I kind of recall they come both ways.

As someone pointed out, this is sort of a non-designed load. With a 3/4 rig the forestay and mast are significantly supported by the mainsail, even if there is a backstay, and a large load could pull the mast out of column. Triple reefs can be a problem in fractional rigs too, depending on the details of the mast support. I know that has caused masts to be pulled backwards and snapped. I saw the scrap metal.

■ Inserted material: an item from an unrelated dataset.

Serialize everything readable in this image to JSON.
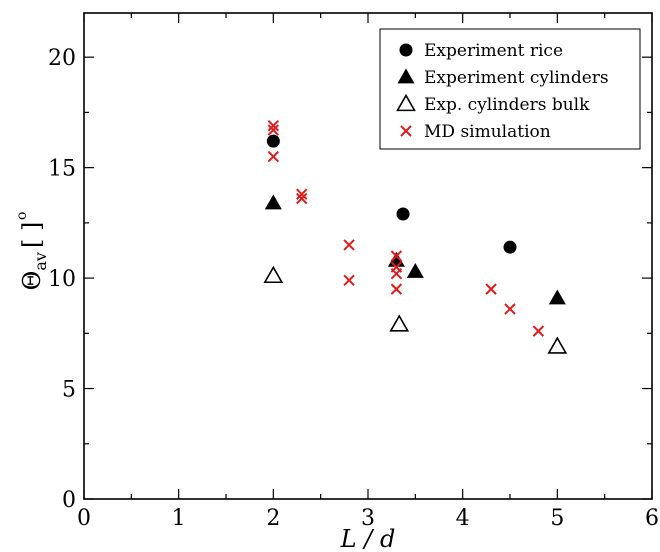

Just keep a lid on it and you will be fine.


----------



## mccary (Feb 24, 2002)

JohnRPollard said:


> Here's a Dana 24 in action with twin-head sails:quote]
> 
> That Dana is singlehanded with a tiller pilot, I am impressed with that fact that it keeps it on course so well and not back winding either sail while the skipper flies the kite (actual kite with camera, not a chute).


----------



## JohnRPollard (Mar 26, 2007)

mccary said:


> That Dana is singlehanded with a tiller pilot, I am impressed with that fact that it keeps it on course so well and not back winding either sail while the skipper flies the kite (actual kite with camera, not a chute).


Joe,

Having owned and sailed a Dana 24 for a number of years, I'm not surprised. Actually, he probably could have managed without the tiller pilot -- that boat balances out very nicely. I never flew twin headsails, but based on our experiences, I doubt that tiller pilot is working very hard.


----------



## celenoglu (Dec 13, 2008)

This is a common way of downwind sailing. If you use twin headsails without the main, the boat travels with the wind and you do not have to use the tiller. If the boat changes direction the sails redirect the boat.


----------



## GertCL (Mar 31, 2009)

In Germany we call that a *dobble genua*. That are two identic sails, which you can use separated from 3/4 to full back winds. For half wind and higher you take them together on one side. The stuff is thinner as for a normal genua.

Ahoi, Saltbuckle


----------



## CBinRI (May 17, 2004)

Isn't that basically what a blooper was? I have never sailed with one but wasn't it a second light sail that would complement the spinnaker that would keep the boat from rolling too much? Bloopers have pretty much faded into obscurity, though, with the move toward lighter boats and asymmetrical spinnakers.


----------



## zz4gta (Aug 15, 2007)

I wouldn't bother putting it on the forestay. Just use a spare halyard and free fly it. That way it can be doused in a hurry w/ out messing w/ the other headsail.


----------



## imagine2frolic (Aug 7, 2008)

I had two thoughts on this. One being the same as zz4gta with flying one free. The other running it up the headfoil. If a squall came through with the second headfoil being used. Turn the boat up, so the second headsail will lay against the first, and furl. The second headsail being smaller......i2f


----------



## sailingdog (Mar 19, 2006)

ONe thing about using twin headsails. DON'T FALL OFF THE BOAT. If you do, the boat is going to be far, far away from you and you'll be shark bait.


----------



## imagine2frolic (Aug 7, 2008)

can you spell *HARNESS* ? It has, and will possibly again save my life.. ...i2f


----------